/cbamf

Common Blocks and Approaximate Matching Functions

Primary LanguageC

cbamf

Common Blocks and Approaximate Matching Functions

The source codes provided here are a result of a study present on the following papers:

. Moia, V.H.G., Breitinger, F., and Henriques, M.A.A. (2019). The impact of excluding common blocks for approximate matching. Computers & Security. Status: Submitted.

. Moia, V.H.G., Breitinger, F., and Henriques, M.A.A. (2019). Understanding the effects of removing common blocks on approximate matching scores under different scenarios for digital forensic investigations. In XIX Brazilian Symposium on information and computational systems security (pp. 1-14). São Paulo-SP, Brazil: Brazilian Computer Society (SBC).

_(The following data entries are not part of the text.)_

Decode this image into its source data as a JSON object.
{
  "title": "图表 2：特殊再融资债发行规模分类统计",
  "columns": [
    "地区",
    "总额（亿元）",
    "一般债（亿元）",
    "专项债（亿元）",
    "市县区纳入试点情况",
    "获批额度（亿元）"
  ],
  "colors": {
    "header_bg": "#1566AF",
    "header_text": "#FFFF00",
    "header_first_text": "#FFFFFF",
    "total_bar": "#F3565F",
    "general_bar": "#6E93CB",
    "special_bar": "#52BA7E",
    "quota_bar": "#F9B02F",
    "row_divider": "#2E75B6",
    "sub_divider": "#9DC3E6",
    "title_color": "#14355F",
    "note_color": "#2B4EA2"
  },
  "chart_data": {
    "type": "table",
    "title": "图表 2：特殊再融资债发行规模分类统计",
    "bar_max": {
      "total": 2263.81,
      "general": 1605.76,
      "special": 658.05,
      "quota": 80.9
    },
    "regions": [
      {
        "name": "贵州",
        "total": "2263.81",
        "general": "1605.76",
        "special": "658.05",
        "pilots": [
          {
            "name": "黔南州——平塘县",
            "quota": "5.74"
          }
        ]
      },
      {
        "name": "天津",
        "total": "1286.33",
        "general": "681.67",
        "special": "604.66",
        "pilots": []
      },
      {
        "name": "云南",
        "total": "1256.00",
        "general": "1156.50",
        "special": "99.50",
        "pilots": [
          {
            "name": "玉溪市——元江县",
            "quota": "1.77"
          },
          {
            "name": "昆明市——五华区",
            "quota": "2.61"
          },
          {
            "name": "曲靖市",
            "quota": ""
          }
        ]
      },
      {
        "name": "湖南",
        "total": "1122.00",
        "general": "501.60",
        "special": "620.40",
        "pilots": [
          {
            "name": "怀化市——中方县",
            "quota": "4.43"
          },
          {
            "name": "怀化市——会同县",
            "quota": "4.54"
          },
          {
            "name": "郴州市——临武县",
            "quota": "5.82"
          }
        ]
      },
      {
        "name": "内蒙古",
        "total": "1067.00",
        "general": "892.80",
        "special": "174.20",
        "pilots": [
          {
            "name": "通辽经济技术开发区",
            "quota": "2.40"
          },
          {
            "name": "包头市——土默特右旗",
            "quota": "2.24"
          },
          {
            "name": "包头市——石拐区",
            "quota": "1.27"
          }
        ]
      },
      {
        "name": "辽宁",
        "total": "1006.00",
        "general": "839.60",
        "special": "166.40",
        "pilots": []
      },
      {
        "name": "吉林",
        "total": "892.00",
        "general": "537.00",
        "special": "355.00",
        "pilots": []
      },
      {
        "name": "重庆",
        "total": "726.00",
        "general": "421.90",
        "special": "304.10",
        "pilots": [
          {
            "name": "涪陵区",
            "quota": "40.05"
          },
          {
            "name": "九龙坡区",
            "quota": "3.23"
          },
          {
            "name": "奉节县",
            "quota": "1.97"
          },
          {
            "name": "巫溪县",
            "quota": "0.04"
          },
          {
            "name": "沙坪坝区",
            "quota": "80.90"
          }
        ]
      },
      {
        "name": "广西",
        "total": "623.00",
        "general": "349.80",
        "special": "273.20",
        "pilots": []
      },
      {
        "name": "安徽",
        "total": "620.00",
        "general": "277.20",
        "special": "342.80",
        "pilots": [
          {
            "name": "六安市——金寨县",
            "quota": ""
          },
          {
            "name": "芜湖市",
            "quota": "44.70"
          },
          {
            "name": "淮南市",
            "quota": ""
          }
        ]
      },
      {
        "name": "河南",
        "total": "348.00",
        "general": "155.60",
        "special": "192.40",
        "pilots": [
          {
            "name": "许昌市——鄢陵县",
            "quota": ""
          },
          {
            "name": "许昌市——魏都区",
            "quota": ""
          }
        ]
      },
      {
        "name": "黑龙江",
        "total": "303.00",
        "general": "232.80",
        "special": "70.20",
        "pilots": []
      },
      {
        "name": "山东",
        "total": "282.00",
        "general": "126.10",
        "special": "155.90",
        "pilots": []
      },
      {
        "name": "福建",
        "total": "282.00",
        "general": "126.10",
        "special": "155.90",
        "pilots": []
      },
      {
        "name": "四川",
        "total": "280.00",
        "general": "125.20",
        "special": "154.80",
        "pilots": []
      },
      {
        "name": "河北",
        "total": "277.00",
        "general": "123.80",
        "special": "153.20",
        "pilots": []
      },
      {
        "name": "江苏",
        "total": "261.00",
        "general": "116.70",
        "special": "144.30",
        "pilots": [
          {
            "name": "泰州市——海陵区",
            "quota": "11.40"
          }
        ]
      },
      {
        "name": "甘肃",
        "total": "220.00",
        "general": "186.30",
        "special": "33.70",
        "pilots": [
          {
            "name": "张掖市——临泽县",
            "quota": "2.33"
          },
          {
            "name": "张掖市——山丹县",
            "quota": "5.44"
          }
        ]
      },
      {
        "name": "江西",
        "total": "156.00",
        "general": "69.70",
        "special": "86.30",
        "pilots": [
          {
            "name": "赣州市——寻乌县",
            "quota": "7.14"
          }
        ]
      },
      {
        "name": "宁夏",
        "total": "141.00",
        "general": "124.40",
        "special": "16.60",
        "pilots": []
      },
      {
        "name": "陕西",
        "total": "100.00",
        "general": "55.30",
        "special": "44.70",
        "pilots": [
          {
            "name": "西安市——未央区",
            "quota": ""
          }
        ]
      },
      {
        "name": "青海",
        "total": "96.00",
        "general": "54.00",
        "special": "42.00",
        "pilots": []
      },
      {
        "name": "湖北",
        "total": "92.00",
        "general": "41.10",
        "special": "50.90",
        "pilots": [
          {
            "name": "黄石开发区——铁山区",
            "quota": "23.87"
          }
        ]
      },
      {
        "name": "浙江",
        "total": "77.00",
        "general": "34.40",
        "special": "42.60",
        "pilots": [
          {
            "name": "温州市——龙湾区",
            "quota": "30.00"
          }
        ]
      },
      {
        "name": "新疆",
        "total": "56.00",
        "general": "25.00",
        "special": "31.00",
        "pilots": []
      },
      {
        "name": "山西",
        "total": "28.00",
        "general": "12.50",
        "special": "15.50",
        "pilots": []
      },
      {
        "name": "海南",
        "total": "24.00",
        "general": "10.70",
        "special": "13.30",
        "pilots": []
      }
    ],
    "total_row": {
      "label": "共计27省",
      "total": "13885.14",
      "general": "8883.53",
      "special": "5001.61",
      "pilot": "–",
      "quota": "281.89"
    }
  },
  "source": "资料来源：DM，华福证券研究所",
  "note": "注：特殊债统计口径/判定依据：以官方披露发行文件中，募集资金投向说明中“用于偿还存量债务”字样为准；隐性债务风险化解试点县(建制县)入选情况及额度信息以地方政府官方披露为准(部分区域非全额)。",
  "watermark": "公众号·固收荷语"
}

How to create the common feature database and populate it using an Approximate Matching function:

  1. Create the common feature database (folder: creating_common_feature_database).
  2. Extract the features of a given data set using one of the feature extraction tools provided here (folder: Feature_extraction_tools).
  3. Run the following SQL query on the common feature database:
QUERY: INSERT INTO common_features_sdhash (HASH, CONT, CONT_DIFF) SELECT HASH, COUNT(HASH) HASH, count(distinct ID_OBJ) HASH_DIFF_FILES FROM features_sdhash GROUP BY hash HAVING COUNT(HASH) > 0;
  1. Use the approximate matching tool of your choice (NCF_sdhash or NCF_mrsh-v2) to create the digest of a given file / set of files.